From our workspace listings, we can click on the ellipsis menu next to any object and choose Settings, and then if we scroll down, we have the sensitivity labels section, and we would just choose the label that we want to associate with this item.
However, instead of applying sensitivity labels, to each and every object, we can take advantage of the option in the tenant settings: Automatically apply sensitivity labels to downstream content.
If we have this option enabled, then we can take advantage of this fact and focus on applying sensitivity labels to our datasets. Thus, for example, in the workspace shown below, we have the sales and marketing sample, and we have a dataset; then we have a report, which is based on that dataset, as well as a dashboard.
So, what we can do is to apply a sensitivity label purely to the dataset. So, we choose Settings from the ellipsis menu.
Then, we expand the sensitivity labels section; and, since this is one of the sample datasets provided by Microsoft, it is in the public domain. So, we set the sensitivity label to Public and click Apply.
We then get this very useful pop up message: "Sensitivity label was successfully applied. The label public was applied to the dataset sales and marketing sample, and to its eligible downstream content"; and we have a button to show the impacted content.
We are then taken to lineage view, where we can see the dependencies between the various objects related to this dataset; and we also have the Impact Analysis pop up with some very useful statistics.

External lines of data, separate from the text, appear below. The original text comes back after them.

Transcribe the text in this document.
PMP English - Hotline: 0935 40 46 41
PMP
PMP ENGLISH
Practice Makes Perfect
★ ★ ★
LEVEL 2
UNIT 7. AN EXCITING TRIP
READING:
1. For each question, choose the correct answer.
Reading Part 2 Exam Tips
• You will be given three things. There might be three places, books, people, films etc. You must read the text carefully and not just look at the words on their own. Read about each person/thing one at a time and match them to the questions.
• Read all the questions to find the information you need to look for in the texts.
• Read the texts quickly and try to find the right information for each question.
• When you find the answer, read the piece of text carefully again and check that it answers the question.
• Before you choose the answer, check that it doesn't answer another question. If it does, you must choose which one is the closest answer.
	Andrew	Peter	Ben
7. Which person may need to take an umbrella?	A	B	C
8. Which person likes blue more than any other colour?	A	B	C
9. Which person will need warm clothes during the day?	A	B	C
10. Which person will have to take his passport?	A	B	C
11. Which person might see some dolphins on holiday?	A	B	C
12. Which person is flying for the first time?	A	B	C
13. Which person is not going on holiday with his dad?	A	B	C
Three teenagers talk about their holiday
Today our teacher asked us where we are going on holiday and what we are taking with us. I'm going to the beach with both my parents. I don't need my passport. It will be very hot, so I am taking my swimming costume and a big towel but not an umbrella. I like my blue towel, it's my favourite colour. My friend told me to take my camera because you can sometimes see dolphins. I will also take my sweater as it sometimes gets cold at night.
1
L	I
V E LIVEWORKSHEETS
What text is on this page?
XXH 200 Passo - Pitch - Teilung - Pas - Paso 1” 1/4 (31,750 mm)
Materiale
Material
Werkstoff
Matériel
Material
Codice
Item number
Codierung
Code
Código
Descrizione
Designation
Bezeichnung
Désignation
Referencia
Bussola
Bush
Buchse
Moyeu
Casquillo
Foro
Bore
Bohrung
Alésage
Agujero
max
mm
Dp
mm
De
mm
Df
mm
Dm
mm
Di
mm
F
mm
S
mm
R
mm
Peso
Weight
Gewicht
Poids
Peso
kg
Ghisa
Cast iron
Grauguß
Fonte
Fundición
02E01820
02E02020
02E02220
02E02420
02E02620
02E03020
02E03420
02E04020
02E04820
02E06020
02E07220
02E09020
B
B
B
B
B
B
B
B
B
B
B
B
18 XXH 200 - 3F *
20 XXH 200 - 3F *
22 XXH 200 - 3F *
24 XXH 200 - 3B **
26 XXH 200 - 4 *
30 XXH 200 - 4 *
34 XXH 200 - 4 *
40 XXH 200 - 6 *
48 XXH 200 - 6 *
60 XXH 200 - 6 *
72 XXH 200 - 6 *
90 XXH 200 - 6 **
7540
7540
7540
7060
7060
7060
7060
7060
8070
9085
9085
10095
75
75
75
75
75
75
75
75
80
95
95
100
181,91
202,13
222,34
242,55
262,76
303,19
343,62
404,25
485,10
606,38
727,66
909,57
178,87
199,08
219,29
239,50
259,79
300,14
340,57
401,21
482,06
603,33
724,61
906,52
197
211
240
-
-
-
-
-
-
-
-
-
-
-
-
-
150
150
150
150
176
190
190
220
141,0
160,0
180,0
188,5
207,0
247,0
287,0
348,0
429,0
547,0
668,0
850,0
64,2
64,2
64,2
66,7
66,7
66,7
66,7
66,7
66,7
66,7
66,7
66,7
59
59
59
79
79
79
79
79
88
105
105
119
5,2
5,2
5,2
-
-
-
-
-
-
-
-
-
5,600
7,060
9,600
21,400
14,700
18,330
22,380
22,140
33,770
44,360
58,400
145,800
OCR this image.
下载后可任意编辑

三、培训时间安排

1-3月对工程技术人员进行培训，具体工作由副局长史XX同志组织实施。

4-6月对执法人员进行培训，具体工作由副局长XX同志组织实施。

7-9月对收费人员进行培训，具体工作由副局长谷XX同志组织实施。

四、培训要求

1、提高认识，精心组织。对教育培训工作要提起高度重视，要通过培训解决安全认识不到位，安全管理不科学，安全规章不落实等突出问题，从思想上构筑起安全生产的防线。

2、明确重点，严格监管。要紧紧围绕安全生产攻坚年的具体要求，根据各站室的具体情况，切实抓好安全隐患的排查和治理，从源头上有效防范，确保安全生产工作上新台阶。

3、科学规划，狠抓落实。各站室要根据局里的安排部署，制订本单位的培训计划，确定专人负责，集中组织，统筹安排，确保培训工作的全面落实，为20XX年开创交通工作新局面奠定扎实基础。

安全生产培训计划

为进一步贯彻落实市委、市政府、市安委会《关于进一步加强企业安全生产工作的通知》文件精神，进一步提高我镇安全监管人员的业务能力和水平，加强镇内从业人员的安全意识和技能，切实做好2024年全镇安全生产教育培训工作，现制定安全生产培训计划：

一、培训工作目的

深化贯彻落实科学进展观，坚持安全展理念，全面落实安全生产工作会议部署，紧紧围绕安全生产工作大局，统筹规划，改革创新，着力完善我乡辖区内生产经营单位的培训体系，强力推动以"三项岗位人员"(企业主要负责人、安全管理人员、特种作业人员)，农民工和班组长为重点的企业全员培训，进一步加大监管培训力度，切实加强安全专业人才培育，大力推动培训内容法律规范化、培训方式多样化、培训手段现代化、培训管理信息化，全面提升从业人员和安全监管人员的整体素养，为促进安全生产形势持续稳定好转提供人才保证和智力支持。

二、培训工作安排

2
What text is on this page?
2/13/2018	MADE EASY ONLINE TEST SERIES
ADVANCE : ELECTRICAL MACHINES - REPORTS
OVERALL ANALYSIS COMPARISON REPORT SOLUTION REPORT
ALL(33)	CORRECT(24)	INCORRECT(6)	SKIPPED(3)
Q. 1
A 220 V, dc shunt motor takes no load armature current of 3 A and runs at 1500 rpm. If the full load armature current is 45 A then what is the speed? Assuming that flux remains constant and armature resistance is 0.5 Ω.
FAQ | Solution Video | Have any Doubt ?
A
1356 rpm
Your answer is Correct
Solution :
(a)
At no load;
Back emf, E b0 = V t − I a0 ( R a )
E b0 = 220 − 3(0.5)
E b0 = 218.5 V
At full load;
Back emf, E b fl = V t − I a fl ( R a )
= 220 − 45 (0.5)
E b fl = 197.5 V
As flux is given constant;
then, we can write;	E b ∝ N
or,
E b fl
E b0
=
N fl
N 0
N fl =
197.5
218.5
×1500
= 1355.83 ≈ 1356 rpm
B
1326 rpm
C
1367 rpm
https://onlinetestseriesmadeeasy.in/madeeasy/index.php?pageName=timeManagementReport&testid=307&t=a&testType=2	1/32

When we are looking at a workspace listing, we now have a Sensitivity column, which confirms the sensitivity label applied to each of the objects within the workspace.
Next to the label, we have an Information button, which displays the description associated with that label.
This description was of course entered by the administrator when creating the label. In this example, we added a label called "Internal", and the text shown in the information popup is the text that we entered in the box here marked "Description for users".
Also, when we switch from List view to lineage view, we can see a label on each of the labelled items. When we hover over the label, we can read the description that was put in place by our admin.